04.017. The Unseen World

2 min read · Chapter 91 of 99

The Unseen World We look not at the things which are seen, but at the things which are not seen-- 2 Corinthians 4:18.

Five golden thoughts are in this paragraph, 2 Corinthians 4:16-18 :

  • There is a world of the unseen. Here are the highest verities and realities. Genesis 1:1 : “In the beginning God.” The Invisible God, infinitely greater than all He made. The things no sense can perceive are the great things. No force is visible. We can see phenomena, but not their cause. Gravitation, light, and heat, electricity, and magnetism; all these are invisible. Life no man ever saw, nor thought, nor desire, nor love.

  • There is a sense of the unseen. Hebrews 5:14. “We look,” etc. Imagination is the sense of the invisible. Memory is the sense of a vanished past; Hope, of an unseen future; Reason, of truth; Conscience, of right and wrong. These senses may be cultivated and exercised, so as to become far more acute and keen of perception; or dulled and blunted and seared into insensibility.
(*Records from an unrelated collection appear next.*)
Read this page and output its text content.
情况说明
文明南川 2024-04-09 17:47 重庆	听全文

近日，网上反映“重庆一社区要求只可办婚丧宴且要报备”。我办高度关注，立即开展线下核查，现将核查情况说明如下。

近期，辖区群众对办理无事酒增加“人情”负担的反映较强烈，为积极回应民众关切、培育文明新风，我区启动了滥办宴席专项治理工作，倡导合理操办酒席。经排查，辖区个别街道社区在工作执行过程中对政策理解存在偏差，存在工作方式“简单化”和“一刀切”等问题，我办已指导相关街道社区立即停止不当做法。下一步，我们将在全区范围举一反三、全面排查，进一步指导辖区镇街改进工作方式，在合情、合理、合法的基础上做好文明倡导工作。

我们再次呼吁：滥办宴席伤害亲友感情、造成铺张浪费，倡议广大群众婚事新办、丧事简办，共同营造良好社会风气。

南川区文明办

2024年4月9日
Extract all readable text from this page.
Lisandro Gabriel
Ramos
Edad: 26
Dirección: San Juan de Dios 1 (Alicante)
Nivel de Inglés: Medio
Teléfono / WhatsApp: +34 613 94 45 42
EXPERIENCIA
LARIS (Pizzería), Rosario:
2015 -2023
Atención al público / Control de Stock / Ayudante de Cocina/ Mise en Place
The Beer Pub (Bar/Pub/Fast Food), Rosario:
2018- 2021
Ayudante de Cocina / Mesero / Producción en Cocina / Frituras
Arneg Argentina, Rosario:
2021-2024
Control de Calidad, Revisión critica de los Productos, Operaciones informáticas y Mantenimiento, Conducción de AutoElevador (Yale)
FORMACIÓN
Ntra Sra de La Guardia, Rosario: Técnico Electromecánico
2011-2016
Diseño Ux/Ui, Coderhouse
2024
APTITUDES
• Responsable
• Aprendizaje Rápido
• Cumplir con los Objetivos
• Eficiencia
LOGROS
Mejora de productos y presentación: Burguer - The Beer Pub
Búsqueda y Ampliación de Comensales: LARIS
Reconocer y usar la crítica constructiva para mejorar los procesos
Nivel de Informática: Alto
  • There is an experience of the unseen. “We walk,” etc. Holy men and women have lived in the unseen world and walked with the unseen God. e.g., Pastor Gossner and his mission work--“Ringing only the prayer bell”; George Muller, Hudson Taylor, Quarrier, etc.

  • There is an effect of the unseen upon the seer. “The inward man is renewed.” The tendency of things seen is to exalt the carnal. God gives us the Sabbath to exercise our spiritual senses; so, of the Word of God, to introduce us into hidden mysteries; Prayer, to acquaint us with an unseen God. “Moses endured as seeing Him who is invisible.”
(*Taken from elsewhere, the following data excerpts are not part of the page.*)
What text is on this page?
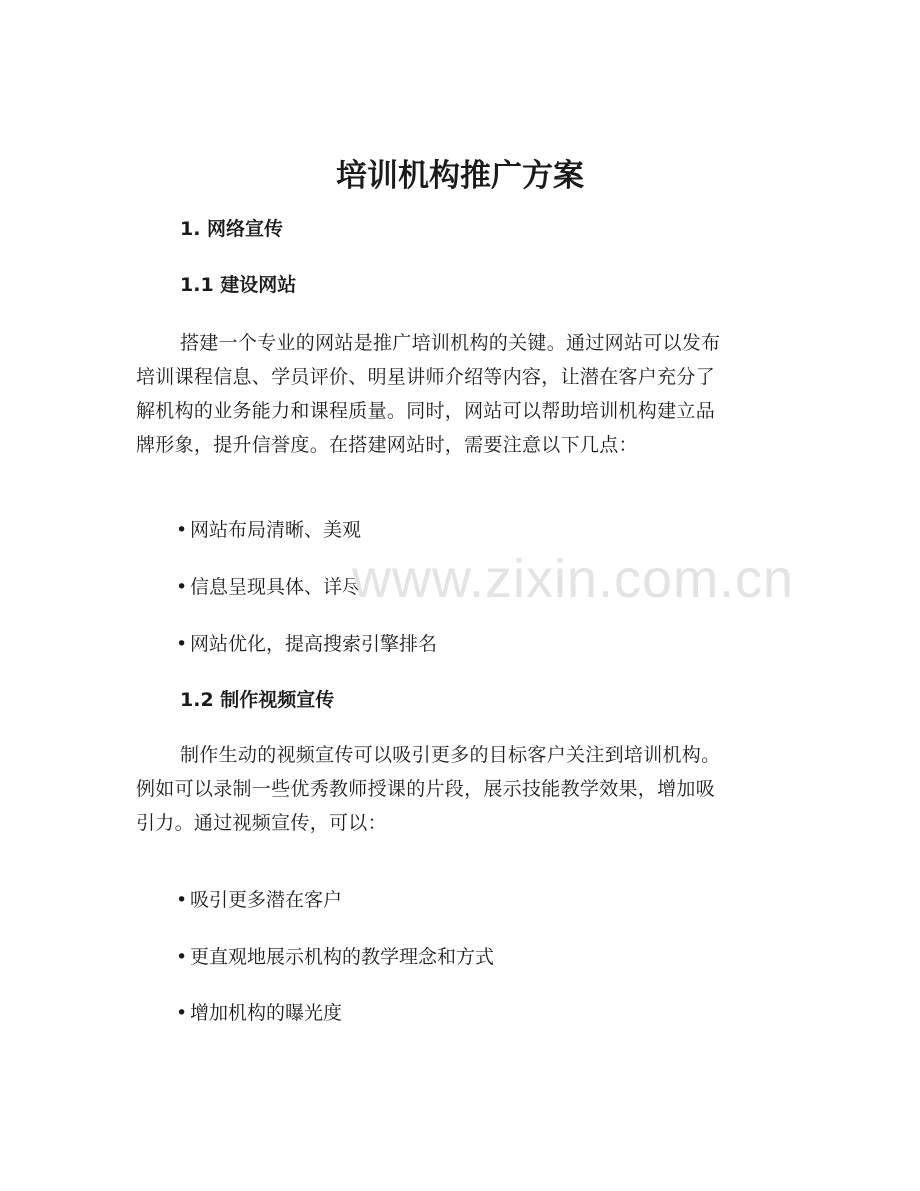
培训机构推广方案
1. 网络宣传
1.1 建设网站

搭建一个专业的网站是推广培训机构的关键。通过网站可以发布
培训课程信息、学员评价、明星讲师介绍等内容，让潜在客户充分了
解机构的业务能力和课程质量。同时，网站可以帮助培训机构建立品
牌形象，提升信誉度。在搭建网站时，需要注意以下几点：

• 网站布局清晰、美观
• 信息呈现具体、详尽
• 网站优化，提高搜索引擎排名
1.2 制作视频宣传

制作生动的视频宣传可以吸引更多的目标客户关注到培训机构。
例如可以录制一些优秀教师授课的片段，展示技能教学效果，增加吸
引力。通过视频宣传，可以：

• 吸引更多潜在客户
• 更直观地展示机构的教学理念和方式
• 增加机构的曝光度
www.zixin.com.cn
  • There is an effect of the unseen upon the seen. Our affliction, however heavy, becomes light in comparison with the eternal weight of glory. Our habit ought to be to weigh every experience in God’s scales, where earthly things weigh light, and heavenly things heavy. Then we should reverse many of our present judgments, and learn to give things their true value.

  • Maxims:

  • The only things in the universe that can work harm to us or good for us are the unseen forces. Nothing material, visible, tangible, is to be dreaded, nor can it be utilized largely. It is the unseen forces, that lie behind phenomena, that alone represent Power.

  • Our most valued senses are not the five physical, but the five spiritual: Reason, the sense of truth; Conscience, the sense of right; Imagination, the sense of the invisible; Memory, the sense of the past; Sensibility, the sense of the morally beautiful.
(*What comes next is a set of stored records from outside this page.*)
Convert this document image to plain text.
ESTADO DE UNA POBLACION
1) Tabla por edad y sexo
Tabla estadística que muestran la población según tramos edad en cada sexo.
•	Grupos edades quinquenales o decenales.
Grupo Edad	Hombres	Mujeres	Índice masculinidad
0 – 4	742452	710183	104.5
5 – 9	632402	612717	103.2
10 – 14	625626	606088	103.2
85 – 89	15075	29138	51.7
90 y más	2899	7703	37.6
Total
  • All true estimates depend on comparison. We must learn to measure and weigh by God’s own standards. Worldly things put in heaven’s scales weigh light; heavenly things in worldly scales weigh light--but the latter is a false estimate.

  • The disciple of Christ is one who lives, sees, walks, in the unseen world. There alone faith reaches her greatest triumphs. And for the sake of our discipline in the power of seeing invisible things, God often constrains us to walk by faith when sight no longer avails.